Information on what our foreign currency reserves are made up of and why we hold them.
Foreign reserves are assets that we hold in currencies other than the New Zealand dollar (NZD), which allows us to buy or sell the New Zealand dollar in exchange for these foreign reserves.
A well-functioning foreign exchange market is critical to New Zealand’s economy. Many people — including exporters, importers, borrowers and investors — rely on these markets to exchange NZD for foreign currency. By holding and using foreign reserves when needed, we can make sure there is global confidence in the NZD and wider New Zealand economy.
It is important for us to hold foreign reserves in advance of any crisis. Having foreign reserves act as a kind of insurance against events that might have an impact on the NZD foreign exchange market.
In a crisis, we may intervene in the NZD foreign exchange market for financial stability reasons to help keep the market functioning during a period of severe market dysfunction.
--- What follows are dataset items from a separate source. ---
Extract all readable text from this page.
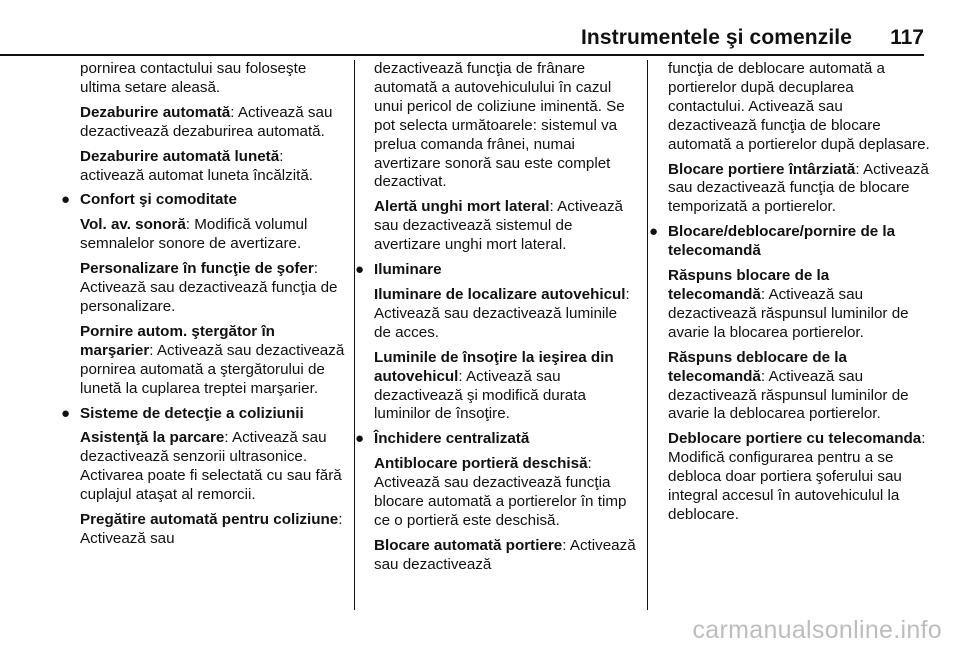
Instrumentele şi comenzile 117
pornirea contactului sau foloseşte ultima setare aleasă.
Dezaburire automată: Activează sau dezactivează dezaburirea automată.
Dezaburire automată lunetă: activează automat luneta încălzită.
● Confort şi comoditate
Vol. av. sonoră: Modifică volumul semnalelor sonore de avertizare.
Personalizare în funcţie de şofer: Activează sau dezactivează funcţia de personalizare.
Pornire autom. ştergător în marşarier: Activează sau dezactivează pornirea automată a ştergătorului de lunetă la cuplarea treptei marşarier.
● Sisteme de detecţie a coliziunii
Asistenţă la parcare: Activează sau dezactivează senzorii ultrasonice. Activarea poate fi selectată cu sau fără cuplajul ataşat al remorcii.
Pregătire automată pentru coliziune: Activează sau
dezactivează funcţia de frânare automată a autovehiculului în cazul unui pericol de coliziune iminentă. Se pot selecta următoarele: sistemul va prelua comanda frânei, numai avertizare sonoră sau este complet dezactivat.
Alertă unghi mort lateral: Activează sau dezactivează sistemul de avertizare unghi mort lateral.
● Iluminare
Iluminare de localizare autovehicul: Activează sau dezactivează luminile de acces.
Luminile de însoţire la ieşirea din autovehicul: Activează sau dezactivează şi modifică durata luminilor de însoţire.
● Închidere centralizată
Antiblocare portieră deschisă: Activează sau dezactivează funcţia blocare automată a portierelor în timp ce o portieră este deschisă.
Blocare automată portiere: Activează sau dezactivează
funcţia de deblocare automată a portierelor după decuplarea contactului. Activează sau dezactivează funcţia de blocare automată a portierelor după deplasare.
Blocare portiere întârziată: Activează sau dezactivează funcţia de blocare temporizată a portierelor.
● Blocare/deblocare/pornire de la telecomandă
Răspuns blocare de la telecomandă: Activează sau dezactivează răspunsul luminilor de avarie la blocarea portierelor.
Răspuns deblocare de la telecomandă: Activează sau dezactivează răspunsul luminilor de avarie la deblocarea portierelor.
Deblocare portiere cu telecomanda: Modifică configurarea pentru a se debloca doar portiera şoferului sau integral accesul în autovehiculul la deblocare.
carmanualsonline.info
This allows foreign exchange market transactions to continue, even if there has been a crisis.
Intervening in foreign exchange markets for monetary policy purposes is rare and not intended to maintain a specific level of the exchange rate. Monetary policy interventions are consistent with New Zealand’s floating exchange rate regime and aimed at smoothing material fluctuations in the NZD. If these fluctuations were unaddressed, it could place undue pressure on certain parts of the economy and affect inflation or employment outcomes.